At their core, the state of the art LLMs can basically do any small to medium mental task better than I can or get so close to my level than I’ve found myself no longer thinking through things the long way. For example, if I want to run some napkin math on something, like I recently did some solar battery charge time estimates, an LLM can get to a plausible answer in seconds that would have taken me an hour.
So yeah, in many practical ways, LLMs are smarter than most people in most situations. They have not yet far surpassed all humans in all situations, and there are still some classes of reasoning problems that they seem to struggle with, but to a first order approximation, we do seem to be mostly there.

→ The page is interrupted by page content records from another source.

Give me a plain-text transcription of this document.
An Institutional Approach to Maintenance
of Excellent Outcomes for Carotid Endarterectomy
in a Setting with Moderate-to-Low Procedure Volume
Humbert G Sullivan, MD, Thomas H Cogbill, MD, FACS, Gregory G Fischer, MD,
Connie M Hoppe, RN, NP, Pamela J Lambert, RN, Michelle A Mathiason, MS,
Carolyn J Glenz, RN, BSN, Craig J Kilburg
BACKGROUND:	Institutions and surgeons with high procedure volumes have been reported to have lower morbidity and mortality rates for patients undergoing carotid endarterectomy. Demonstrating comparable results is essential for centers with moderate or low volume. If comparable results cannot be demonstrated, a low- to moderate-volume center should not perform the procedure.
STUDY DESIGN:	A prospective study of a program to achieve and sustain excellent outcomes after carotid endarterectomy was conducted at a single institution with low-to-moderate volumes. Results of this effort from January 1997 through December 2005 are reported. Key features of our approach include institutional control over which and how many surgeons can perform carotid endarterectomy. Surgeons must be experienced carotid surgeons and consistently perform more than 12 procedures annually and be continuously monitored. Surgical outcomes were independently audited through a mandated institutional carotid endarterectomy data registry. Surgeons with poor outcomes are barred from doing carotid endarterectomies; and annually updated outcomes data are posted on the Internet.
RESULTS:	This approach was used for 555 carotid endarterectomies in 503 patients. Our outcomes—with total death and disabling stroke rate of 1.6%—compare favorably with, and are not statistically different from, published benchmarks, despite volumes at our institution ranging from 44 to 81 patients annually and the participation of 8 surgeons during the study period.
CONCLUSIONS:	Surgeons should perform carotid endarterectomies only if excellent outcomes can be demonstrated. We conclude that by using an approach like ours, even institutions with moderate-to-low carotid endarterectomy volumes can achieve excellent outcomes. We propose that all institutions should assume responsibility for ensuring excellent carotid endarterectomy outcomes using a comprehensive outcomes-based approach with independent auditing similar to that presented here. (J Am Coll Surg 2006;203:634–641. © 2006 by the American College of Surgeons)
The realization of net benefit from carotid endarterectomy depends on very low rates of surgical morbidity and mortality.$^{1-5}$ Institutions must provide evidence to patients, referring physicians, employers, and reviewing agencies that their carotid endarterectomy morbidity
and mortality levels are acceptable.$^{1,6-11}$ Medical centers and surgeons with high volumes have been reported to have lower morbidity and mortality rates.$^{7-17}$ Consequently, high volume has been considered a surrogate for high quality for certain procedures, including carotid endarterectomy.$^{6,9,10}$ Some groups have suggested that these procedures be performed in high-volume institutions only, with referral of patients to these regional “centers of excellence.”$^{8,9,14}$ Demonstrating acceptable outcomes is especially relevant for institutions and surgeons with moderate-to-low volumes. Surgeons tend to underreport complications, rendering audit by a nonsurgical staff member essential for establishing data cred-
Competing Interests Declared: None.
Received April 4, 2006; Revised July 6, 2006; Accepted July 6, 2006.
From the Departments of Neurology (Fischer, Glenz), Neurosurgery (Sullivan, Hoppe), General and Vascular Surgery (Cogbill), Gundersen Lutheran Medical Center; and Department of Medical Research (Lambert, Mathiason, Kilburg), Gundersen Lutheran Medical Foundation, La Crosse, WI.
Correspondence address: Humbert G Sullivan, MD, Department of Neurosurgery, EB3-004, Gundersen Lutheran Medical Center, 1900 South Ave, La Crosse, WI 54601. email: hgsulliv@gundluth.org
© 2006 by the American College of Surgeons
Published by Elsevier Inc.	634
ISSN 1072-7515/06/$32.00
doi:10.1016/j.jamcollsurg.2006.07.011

I think this is it. LLM responses feel like the unconsidered ideas that pop into my head from nowhere. Like if someone asks me how many states are in the United States, a number pops out from somewhere. I don't just wire that to my mouth, I also think about whether or not that's current info, have I gotten this wrong in the past, how confident am I in it, what is the cost of me providing bad information, etc etc etc.
If you effectively added all of those layers to an LLM (something that I think the o1-preview and other approaches are starting to do) it's going to be interesting to see what the net capability is.
The other thing that makes me feel like we're 'getting there' is using some of the fast models at groq.com. The information is generated at, in many cases, an order of magnitude faster than I can consume it. The idea that models might be able to start to engage through an much more sophisticated embedding than english to pass concepts and sequences back and forth natively is intriguing.
You have to look at the LLM as the inner voice in your head. We've kind of forced them into saying whatever they think due to how we sample the output (next token prediction), but in new architectures with pause tokens, we let them 'think' and they show better judgement and ability. These systems are rapidly going to improve and it will be very interesting to see.
But this is another reason why I think they've surpassed human intelligence. You have to look at each token as a 'time step' in the inner thought process of some entity. A real 'alive' entity has more 'ticks' than what their actions would suggest. For example, human brains can process up to 10FPS (100ms response time), but most humans aren't saying 10 words a second. However, we've made LLMs whose internal processes (i.e., their intuition) is already superior. If we just gave them that final agentic ability to not say anything and ponder (which researchers are doing), their capabilities will increase exponentially
> The other thing that makes me feel like we're 'getting there' is using some of the fast models at groq.com.
Unlike perhaps many of the commentators here, I've been in this field for a bit under a decade now, and was one of the early compiler engineers at Groq. Glad you're finding it useful. It's amazing stuff.